Embora com algumas hesitações, Jean concorda com Marine Le Pen neste ponto. “Nós não devemos ouvir a reação do resto do mundo se essa proibição alguma vez for para a frente”, diz. “Temos de ser fiéis aos nossos princípios e fazer cumpri-los.”
“Às vezes, proibir é mesmo a melhor ideia”, acrescenta.
Para Jean, não há nenhum assunto tão importante nestas eleições como a laicidade. Porém, a soma do peso de todas as outras (como a economia, a União Europeia ou os direitos LGBT) não deixa de ser mais pesada. Por isso, vai votar num candidato cuja posição sobre a laicidade não partilha: Emmanuel Macron.
“Vou votar nele porque ele quer continuar a permitir o casamento gay e sem dúvida que é um europeísta”, sublinha. E é por isso mesmo que não vota em Marine Le Pen. E mais: “Ela fala da laicidade, mas usa-a como um pretexto para atacar só os muçulmanos. Ela é o contrário da laicidade, ela é uma fundamentalista cristã”.
Ainda assim, a maior parte das críticas que tem sobre este tema recaem na esquerda. Durante décadas — e até 2012 —, Jean votou praticamente sempre no Partido Socialista. Hoje, faz um trocadilho com a expressão “esquerda progressista” e chama-a antes de “esquerda regressiva”.
“Antigamente, Marx dizia que a religião era o ópio do povo”, refere. “Mas agora parece que há uma contra-revolução na esquerda.” De seguida, Jean fala como se fosse ele próprio um desses políticos de esquerda que critica. “Ah, há gente que anda a dizer para matar em nome de Deus? Não faz mal, não faz mal…”, diz, pleno de ironia.
“A esquerda enche a boca com a laicidade, mas há muito tempo que não sabe o que ela significa nem a respeita”, explica. “Acordámos todos muito tarde.”
Quando uma cruz de Cristo é apenas bijuteria e um véu é um “símbolo religioso”
Para o imã Munir, da mesquita de Khalid Ibn Al Walid, “a laicidade tem muitas falhas”. Enquanto falamos, os fiéis continuam a entrar na mesquita, homens pela porta grande, mulheres pela pequena. Ainda assim, o imã assegura que “as regras do Islão não são incompatíveis com os valores da República francesa”. “Antes de ser o país da laicidade, a França é o país da liberdade”, explica. “E nós devemos ter a liberdade de assegurar as nossas tradições, a nossa religião, sobretudo quando o fazemos de forma pacífica e sem levantar ondas.”
O imã ri-se, também ele pleno de ironia, quando fala da “laicidade”. E refere o caso das escolas. “Alguém duvida de que a lei de 2004 foi feita para discriminar os muçulmanos?”, lança.

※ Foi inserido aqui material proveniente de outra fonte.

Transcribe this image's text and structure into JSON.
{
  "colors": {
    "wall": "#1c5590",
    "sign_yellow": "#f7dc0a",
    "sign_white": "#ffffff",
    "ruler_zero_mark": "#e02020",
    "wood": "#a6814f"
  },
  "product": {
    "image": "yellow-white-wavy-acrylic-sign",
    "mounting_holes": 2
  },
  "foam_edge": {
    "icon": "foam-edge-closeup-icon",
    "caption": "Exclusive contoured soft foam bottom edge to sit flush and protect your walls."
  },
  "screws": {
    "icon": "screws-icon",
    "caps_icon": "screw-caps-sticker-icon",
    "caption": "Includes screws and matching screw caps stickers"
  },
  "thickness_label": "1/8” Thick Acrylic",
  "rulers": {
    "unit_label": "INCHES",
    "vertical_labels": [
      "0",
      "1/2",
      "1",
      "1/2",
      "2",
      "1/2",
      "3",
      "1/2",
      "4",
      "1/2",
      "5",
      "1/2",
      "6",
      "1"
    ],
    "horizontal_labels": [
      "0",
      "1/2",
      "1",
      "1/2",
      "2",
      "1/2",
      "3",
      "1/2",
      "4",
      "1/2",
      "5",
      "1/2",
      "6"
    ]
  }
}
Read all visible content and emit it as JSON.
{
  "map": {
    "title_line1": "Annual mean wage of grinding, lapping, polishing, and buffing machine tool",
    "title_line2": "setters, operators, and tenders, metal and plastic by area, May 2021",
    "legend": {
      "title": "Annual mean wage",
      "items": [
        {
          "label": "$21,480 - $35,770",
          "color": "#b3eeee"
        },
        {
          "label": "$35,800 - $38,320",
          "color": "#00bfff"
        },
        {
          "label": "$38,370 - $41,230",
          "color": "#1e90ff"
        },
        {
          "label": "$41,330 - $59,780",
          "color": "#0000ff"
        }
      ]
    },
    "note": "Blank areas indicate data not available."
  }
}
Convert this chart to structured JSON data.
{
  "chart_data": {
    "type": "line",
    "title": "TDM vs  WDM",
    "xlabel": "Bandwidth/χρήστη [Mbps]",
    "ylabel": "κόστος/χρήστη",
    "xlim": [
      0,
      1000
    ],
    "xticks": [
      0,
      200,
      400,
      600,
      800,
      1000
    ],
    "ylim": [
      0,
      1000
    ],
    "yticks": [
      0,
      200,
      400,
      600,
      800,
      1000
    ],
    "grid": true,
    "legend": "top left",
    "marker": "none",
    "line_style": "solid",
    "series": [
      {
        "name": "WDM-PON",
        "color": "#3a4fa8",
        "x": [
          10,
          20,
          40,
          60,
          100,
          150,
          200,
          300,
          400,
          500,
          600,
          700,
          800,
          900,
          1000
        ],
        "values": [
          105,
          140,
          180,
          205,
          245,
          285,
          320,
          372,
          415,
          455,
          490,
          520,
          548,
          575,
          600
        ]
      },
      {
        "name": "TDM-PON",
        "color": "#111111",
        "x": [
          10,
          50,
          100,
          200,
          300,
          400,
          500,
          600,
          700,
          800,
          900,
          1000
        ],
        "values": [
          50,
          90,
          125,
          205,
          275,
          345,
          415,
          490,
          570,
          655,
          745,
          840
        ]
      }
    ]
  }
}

Ao lado, tem Elies, que frequentava a escola básica aquando da aprovação da lei que baniu o uso de sinais religiosos dentro dos recintos escolares. “Foi feito contra nós, claro que foi. Eu tinha uma colega que levava todos os dias um colar com uma cruz”, recorda. “Eu ia ter com a professora e queixava-me. E ela dizia que não havia problema, que não era um símbolo religioso. Era bijuteria.”
A minutos do início da primeira oração do dia, o imã tem ainda outra história para partilhar. Diz que ocorreu “em 2010 ou 2011”, numa altura em que a Associação Francesa do Sangue fez um apelo para que fosse doado sangue. “Liguei-lhes e disse que a nossa comunidade podia ajudar”, recorda. Na altura, diz que propôs à associação que deslocasse os meios até à mesquita, os fiéis, após um apelo do próprio imã, apareceriam depois para contribuir.
Não aconteceu. “Na altura disseram-me que não podia ser, porque é um local de culto”, queixa-se. “E as pessoas todas que precisavam de uma transfusão ficaram sem sangue por causa de quê? Da laicidade?”